Author tells a tale of love, hoops and U.S.S.R.

By Pat Murphy • ECCENTRIC STAFF WRITER • December 7, 2008

As a young man, Tom Mooradian was fascinated with Armenia and the Soviet Union.

Thus, in 1947 when the Armenian Progressive League encouraged young Americans to relocate in what was then part of the Soviet Union, Mooradian put his plans of playing college basketball on hold and headed for his parents' homeland.

Big mistake.

"I thought I'd go to Armenia for a couple of years and come home," he said. "Boy, was I wrong."

Mooradian didn't realize going to Armenia entailed renouncing his American citizenship and being a virtual prisoner in the Soviet Union during the Cold War.

As imprisonments go, however, his was far from harsh or dreary. With basketball skills honed at Detroit Southwestern High School - where he was an all-state player - Mooradian earned a spot on the Soviet Armenian team and became a celebrated national sports hero. He enjoyed the perks and lifestyle of a superstar and traveled the vast Soviet empire.

"I had the opportunity to see what no journalist, diplomat or foreign correspondent was permitted to see," Mooradian wrote in a book about his experiences. "I also learned to love and respect the Armenian and Russian people."

The book, The Repatriate - Love, Basketball and the KGB, was published this year by Moreradiant Publishing in Seattle and distributed by Wayne State University Press. Mooradian will have a book signing at Borders Bookstore in Birmingham at 7 p.m. Dec. 12. A reception, open to the public, will follow at Hagopian's World of Rugs, also in Birmingham.

Prior to joining the basketball team, Mooradian, like the other 150 Americans who accompanied him, experienced culture shock and disillusionment that turned to despair. Food and other essentials were scarce. Freedoms, as he knew them in the United States, didn't exist.

Nor did the workers' paradise Mooradian expected to find.

Equally disturbing was the feeling of being watched - which might have been the case given the Soviet secret police (KGB) suspected Mooradian of being a spy.

But Mooradian adjusted. He overcame the language barrier and cultural differences. He quickly stopped giving teammates an encouraging pat on the backside in practice, for example, after it prompted some to suspect he was homosexual.

His life as a star athlete and a basketball coach was relatively good. He made some good friends and strong enemies. During his decade behind the Iron Curtain, the Soviets unsuccessfully blockaded Berlin, the U.S. and its allies fought a police action in Korea and the Cold War became nuclear.

Through it all, Mooradian longed to return to the U.S. and the life he enjoyed in Detroit.

It took some scheming - and some inexplicable help from the KGB - but in 1960, after 13 years as a Cold War prisoner, Mooradian managed to returned to a much-changed U.S.

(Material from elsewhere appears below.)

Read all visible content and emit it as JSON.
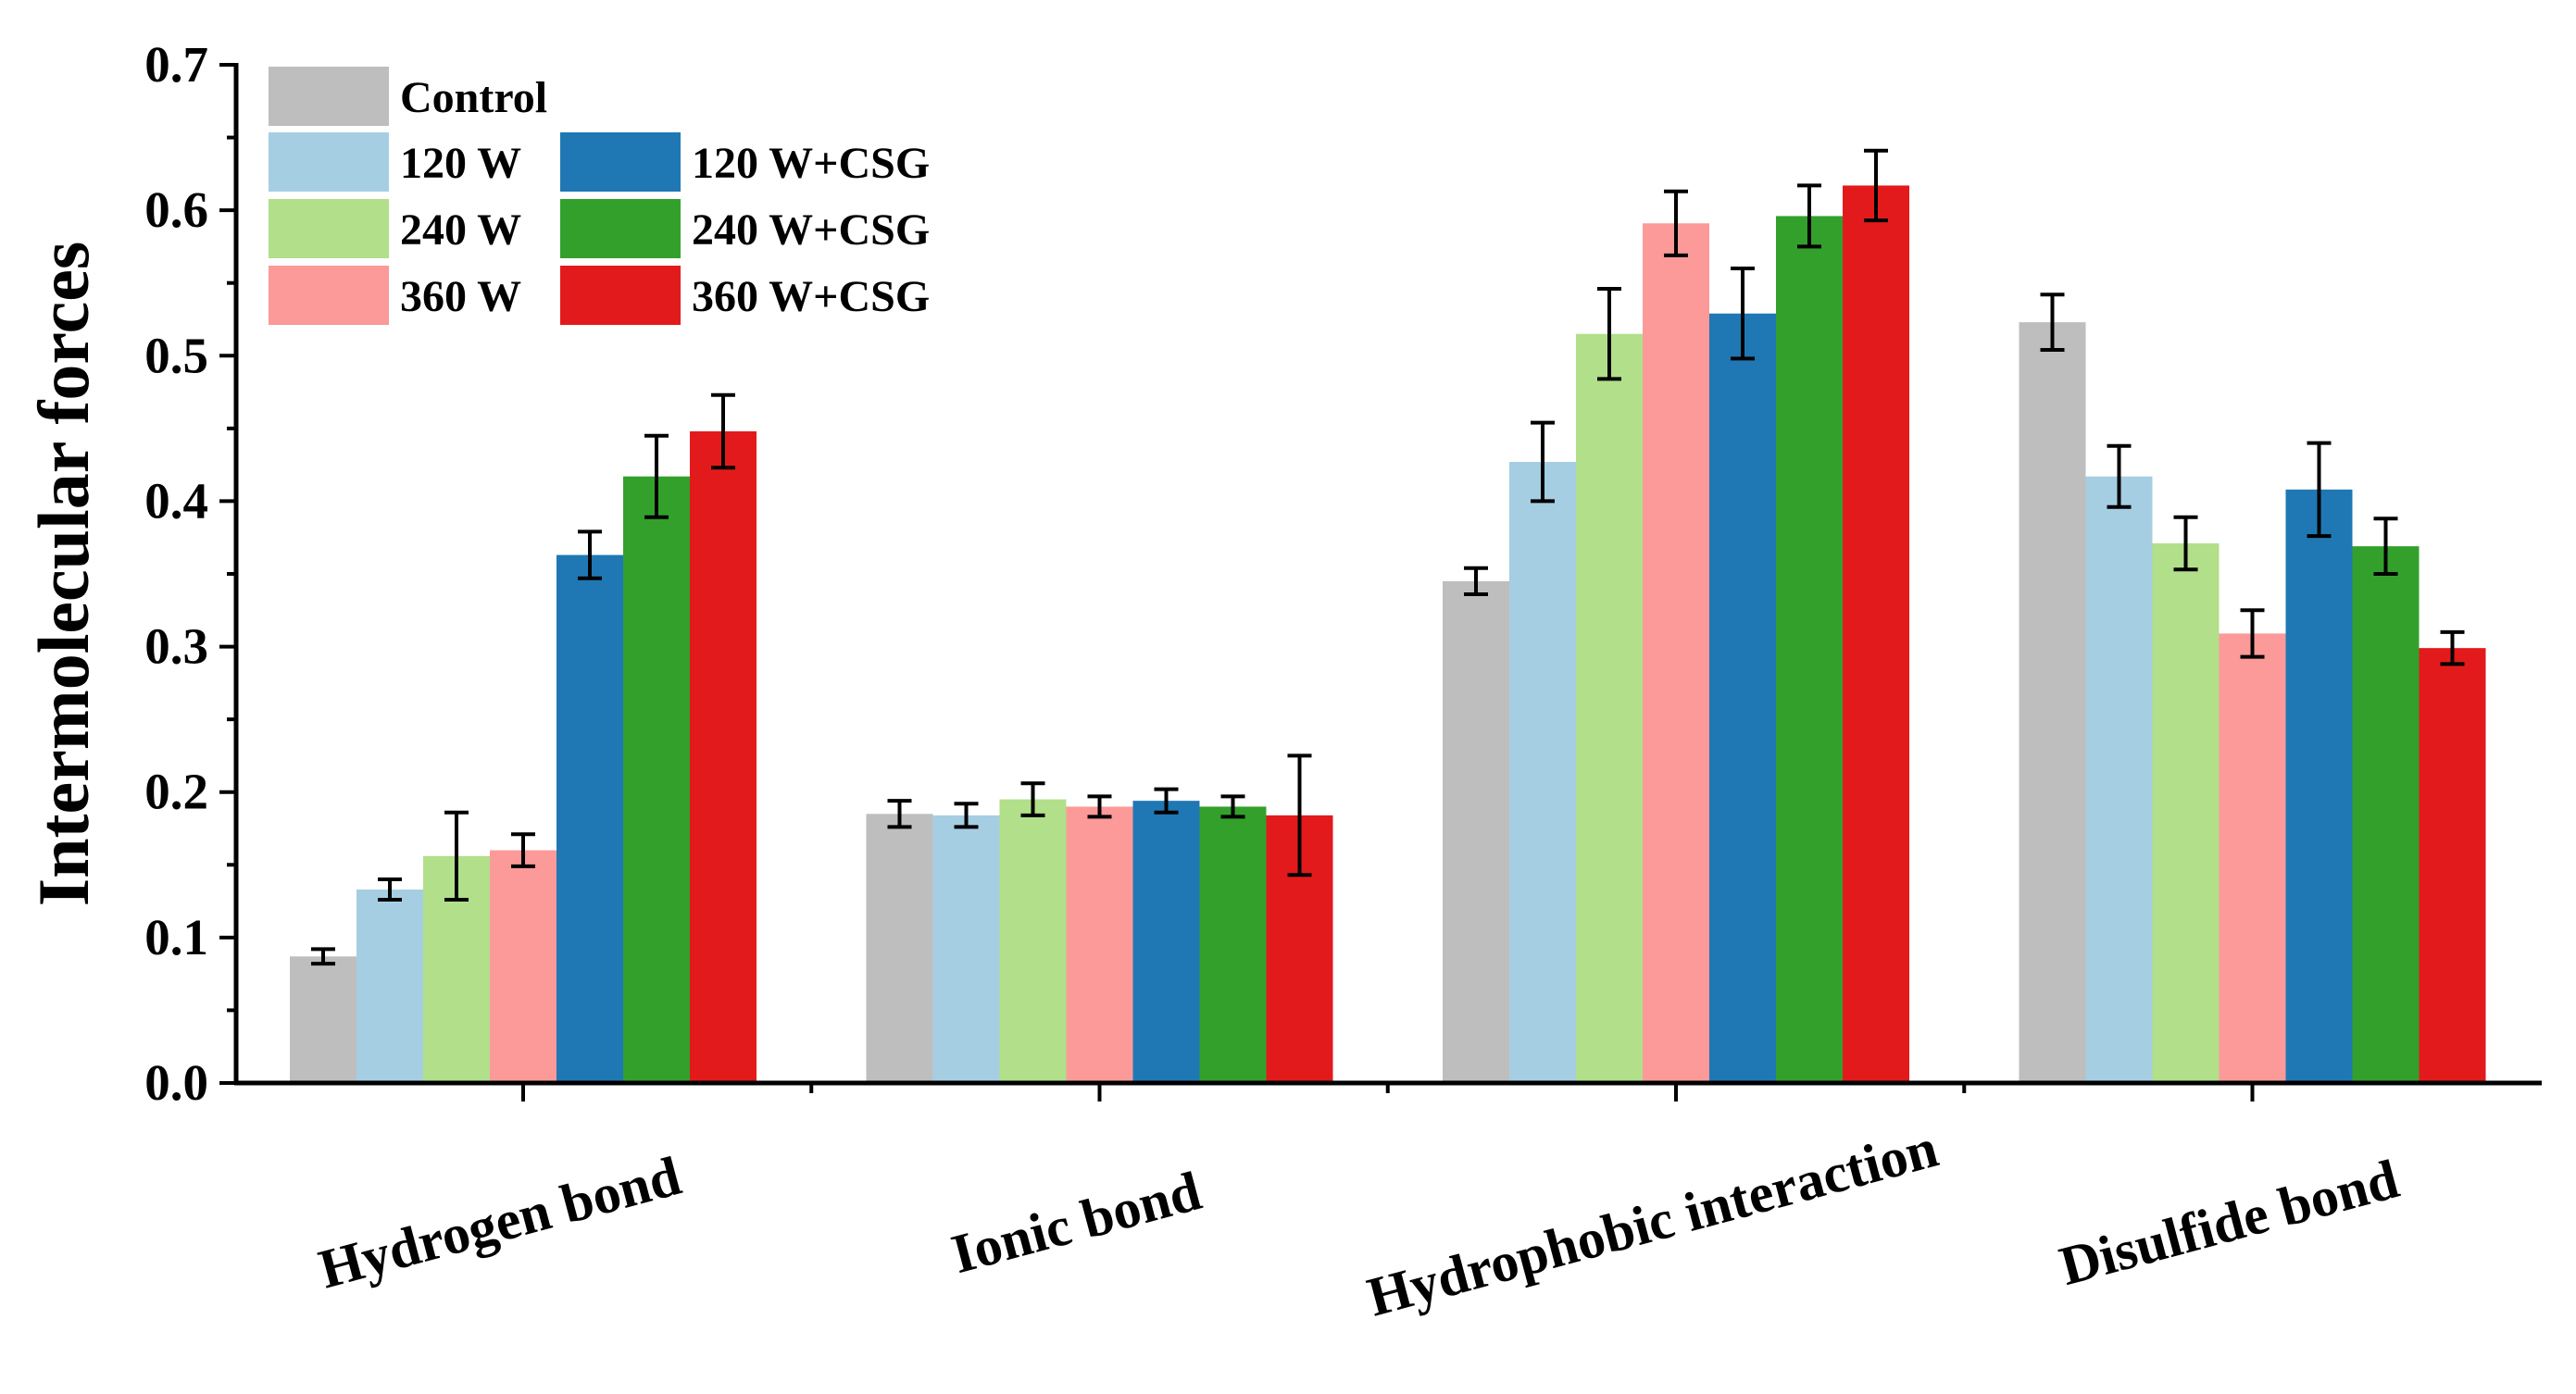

"In the Soviet Union, if the average person got bread, he was lucky," he said. "Over here, the stores had an abundance of everything, including television sets."

After a two-week debriefing by the FBI in Washington D.C., Mooradian enrolled at Wayne State University, where he earned a degree in journalism. He became a sportswriter for suburban newspapers.

While working as a journalist, he met and married Janice Taracks, a 1962 graduate of Birmingham Groves High School. They have two daughters, Jennifer and Bethany, and have lived in Southfield for 25 years.